Fabiano sings with both flair and conviction, showing us a confident young man in love whose only true problem is that he cannot provide all the comforts his ailing lover requires.
The end of the first act is an extended love scene which is touching and sweet, capturing the excitement and warmth of young love. Agresta has the right combination of gentleness and sincerity while Fabiano brings a masculine nobility.
The second pair of lovers, Musetta (a singer) and Marcello (a painter) are sung lustily by soprano Danielle de Niese and baritone Zachary Nelson. They have been lovers in the past, and neither could forget the other. Nelson is full of the bravado of a jilted boyfriend while de Niese has amazing charisma. Musetta’s charms are considerably muted in her second act appearance, where director Richard Jones chooses to make her big entrance, Musetta’s Waltz, the baudy effect of far too much drink. She drunkenly and unsteadily takes to the tabletops of Café Momus where she thereupon sheds her knickers and dangles them awkwardly in Marcello’s face. It’s a huge miscalculation by Jones, who cannot imagine that a woman might decide, being fully in control of her faculties, to win back her former lover with daring and extroverted displays of her feminine allure.
Bass Adrian Sampetrean is a fine Colline, the philosopher who sings wistfully to his coat before selling it to obtain necessities for the dying Mimi. Baritone Ricardo Jose Rivera offers a sturdy and attractive Schaunard, a musician who finds himself flush with ready cash on Christmas Eve after working for an eccentric dude who asks him to make music until his parrot dies.
Set and costume designer Stewart Laing has created a stunning second act. With the stage full of the bohemians, their girlfriends, a large chorus, a children’s chorus, and a military band, this act of “Boheme” can be difficult to stage with so many folks to accommodate. Laing has created not a single set for this part of the opera, but three very different configurations.
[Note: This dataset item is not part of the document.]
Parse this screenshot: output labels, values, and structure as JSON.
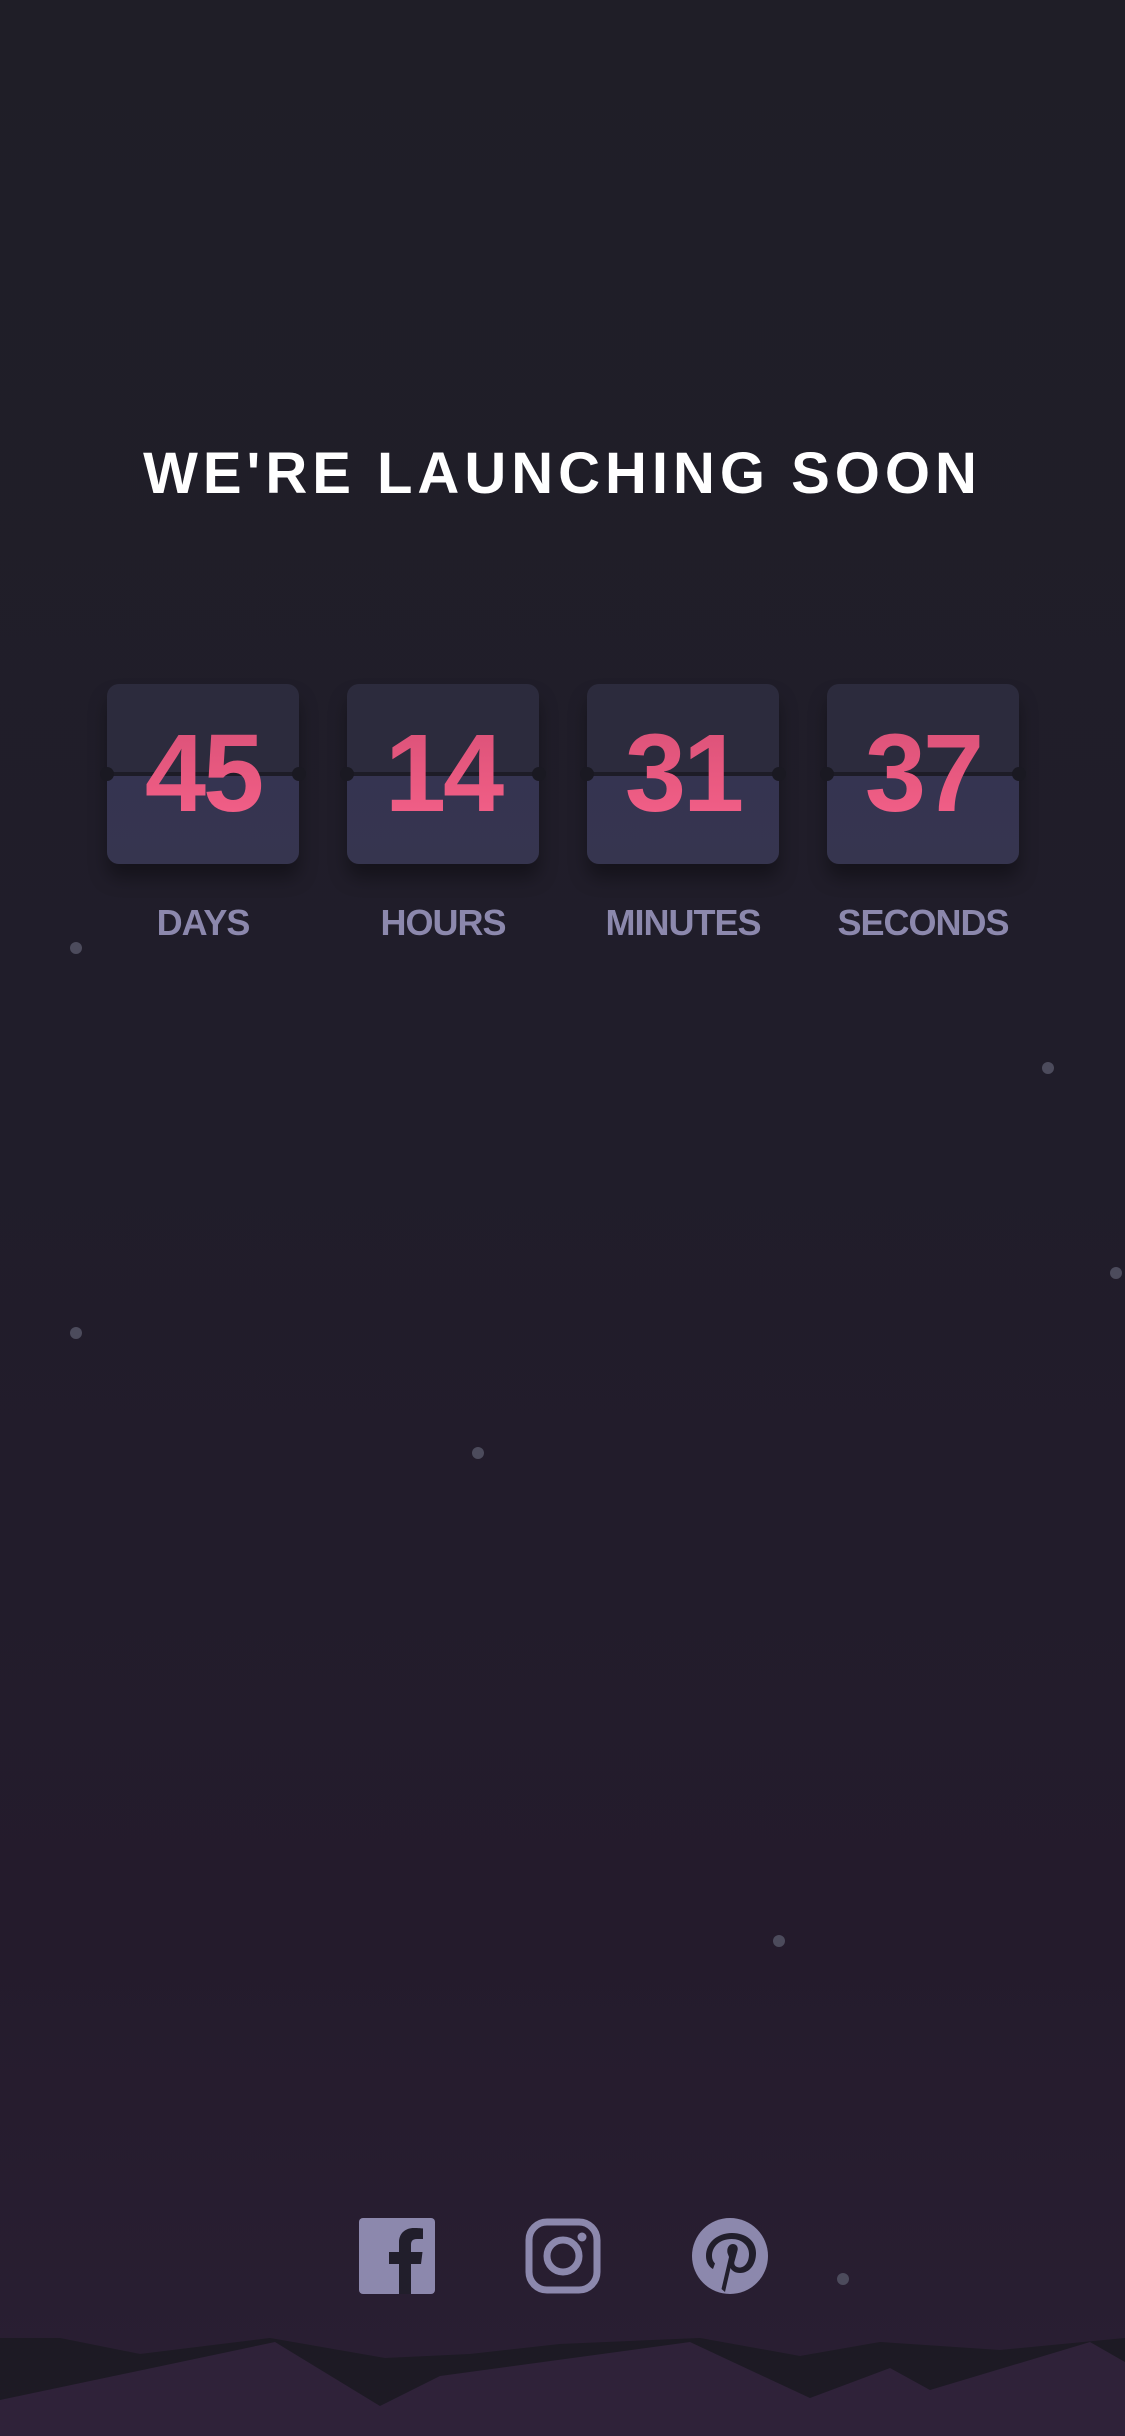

First is a trio of brilliantly lit arcades full of shops and shoppers. This eventually slides away to be replaced with the fancy interior of the Café Momus, which eventually gives way to a parade area defined by street lights on which the band closes out the act. It is visually sumptuous and immensely satisfying.
Far less successful is the garret in which the bohemians live, which is where the action of the two outer acts takes place. The attic is so spare as to be unbelievable. Four exuberant men could hardly have made this an occasional meeting place, let alone the site of so many of their adventures as well as their home.
Jones is superb at capturing the drama of the opera, but seems at sea with the light-hearted elements. Before Mimi returns to their garret to die, the men have a humorous turn which comes off not as funny but instead quite dull. “La bohème” is meant to show the full emotional lives of the characters, both smiles and tears, but Jones only truly captures the sadness.
The Lyric Opera Orchestra sounds full and resplendent although conductor Domingo Hindoyan, making his Lyric debut, often lets his forces drown out the singers. The Lyric Opera Chorus, looking festive and happy, sounds marvelous. Members of the Chicago Children’s Choir (prepared by Josephine Lee) provide grace and embody the joy of Christmas.
The story’s tragedy is enough to carry this production and I for one had tears streaming down my face when the curtain fell. The packed audience was full of cheers for the curtain calls.